Edwards, Bryan, English writer, born in Wiltshire in 1743, died in 1800. He inherited a large fortune from an uncle in Jamaica, where he long resided. His History, Civil and Commercial, of the British Colonies in the West Indies appeared in 1793.
Edwards, John Passmore, British philanthropist and journalist, born at Blackwater, Cornwall, in March, 1823, died on 22nd April, 1911. Trained as a journalist, he became representative of the paper The Sentinel, and was opposed to the Corn Laws. In 1862 he bought The Building News, and in 1876 the London Echo, of which he was director for twenty years. Although somewhat unpopular on account of his opposition to the Boer War, he is remembered as a public benefactor, having founded numerous Passmore Edwards institutions, public libraries, and settlements, and contributed largely to hospitals. He was a delegate to the peace congresses at Brussels, Paris, and Frankfort (1848-50), and twice refused a knighthood.

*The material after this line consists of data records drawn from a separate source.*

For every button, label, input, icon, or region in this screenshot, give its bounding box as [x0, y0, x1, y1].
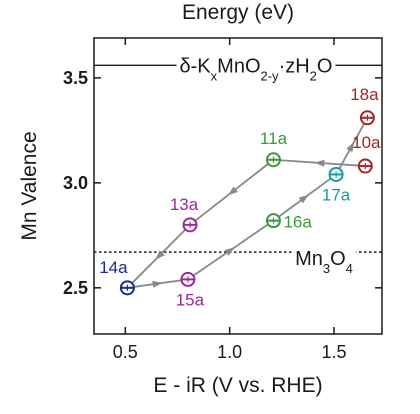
y-tick-label: 3.0 [63, 173, 88, 193]
reference-label-part: 2 [310, 68, 317, 83]
reference-label: δ-KxMnO2-y·zH2O [180, 55, 333, 83]
point-label: 17a [322, 185, 351, 204]
data-point [119, 280, 135, 296]
data-point [359, 110, 375, 126]
x-axis-label: E - iR (V vs. RHE) [153, 374, 322, 397]
reference-label-part: MnO [217, 55, 260, 77]
y-tick-label: 2.5 [63, 278, 88, 298]
data-point [357, 158, 373, 174]
reference-label-mask [176, 63, 336, 68]
trajectory-arrow [346, 141, 355, 153]
data-point [265, 213, 281, 229]
reference-label-part: O [317, 55, 333, 77]
x-tick-label: 1.5 [321, 342, 346, 362]
reference-label: Mn3O4 [295, 248, 353, 276]
data-point [182, 217, 198, 233]
point-labels: 10a 11a 13a 14a 15a 16a 17a 18a [99, 85, 381, 310]
data-point [265, 152, 281, 168]
point-label: 11a [260, 129, 288, 148]
energy-axis-title: Energy (eV) [182, 1, 294, 24]
point-label: 16a [283, 213, 312, 232]
y-tick-label: 3.5 [63, 68, 88, 88]
plot-frame [93, 37, 383, 335]
reference-label-mask [292, 250, 356, 255]
point-label: 10a [352, 133, 381, 152]
trajectory-arrow [227, 186, 238, 196]
reference-label-part: O [330, 248, 346, 270]
trajectory-arrow [298, 194, 309, 204]
reference-label-part: 2-y [261, 68, 280, 83]
reference-label-part: ·zH [279, 55, 310, 77]
point-label: 15a [176, 290, 205, 309]
axis-ticks: 0.5 1.0 1.5 2.5 3.0 3.5 [63, 38, 382, 362]
reference-label-part: x [211, 68, 218, 83]
reference-label-part: 3 [323, 261, 330, 276]
y-axis-label: Mn Valence [18, 131, 41, 240]
x-tick-label: 1.0 [217, 342, 242, 362]
trajectory-arrow [314, 159, 325, 167]
trajectory-path [126, 117, 369, 289]
reference-label-part: 4 [346, 261, 353, 276]
data-point [328, 166, 344, 182]
point-label: 14a [99, 258, 128, 277]
trajectory-arrow [155, 250, 165, 260]
data-point [180, 271, 196, 287]
trajectory-arrow [224, 247, 235, 256]
data-points [119, 110, 375, 296]
x-tick-label: 0.5 [113, 342, 138, 362]
reference-label-part: δ-K [180, 55, 212, 77]
point-label: 18a [350, 85, 379, 104]
point-label: 13a [170, 195, 199, 214]
reference-label-part: Mn [295, 248, 323, 270]
trajectory-arrow [152, 280, 163, 288]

Edwards, Jonathan, American theologian and metaphysician, born 5th Oct., 1703, died 22nd March, 1758. He entered Yale College in 1716, and studied till 1722, when he received a licence as preacher. In 1723 he was elected a tutor in Yale College, but resigned in 1726 to be ordained as minister at Northampton (Mass.). After more than twenty-three years of zealous service here, he was dismissed by the congregation owing to the severity with which he sought to exercise church discipline. He then went as a missionary among the Indians at Stockbridge, in Massachusetts. Here he composed his famous work on the Freedom of the Will, which appeared in 1754. In 1757 he was chosen president of the college at Princeton, New Jersey, but died shortly afterwards.
Edwy, King of England, son of Edmund I, succeeded his uncle Edred in 955. Taking part with the secular clergy against the monks, he incurred the confirmed enmity of the latter. The Papal party, headed by Dunstan, was strong enough to excite a rebellion, by which Edwy was driven from the throne to make way for his brother Edgar. He died in 959, being probably not more than eighteen or nineteen years old.
Eecloo (āk-lō´), a town, Belgium, province of East Flanders, 11 miles north-west of Ghent, the seat of textile manufactures. Pop. 13,536.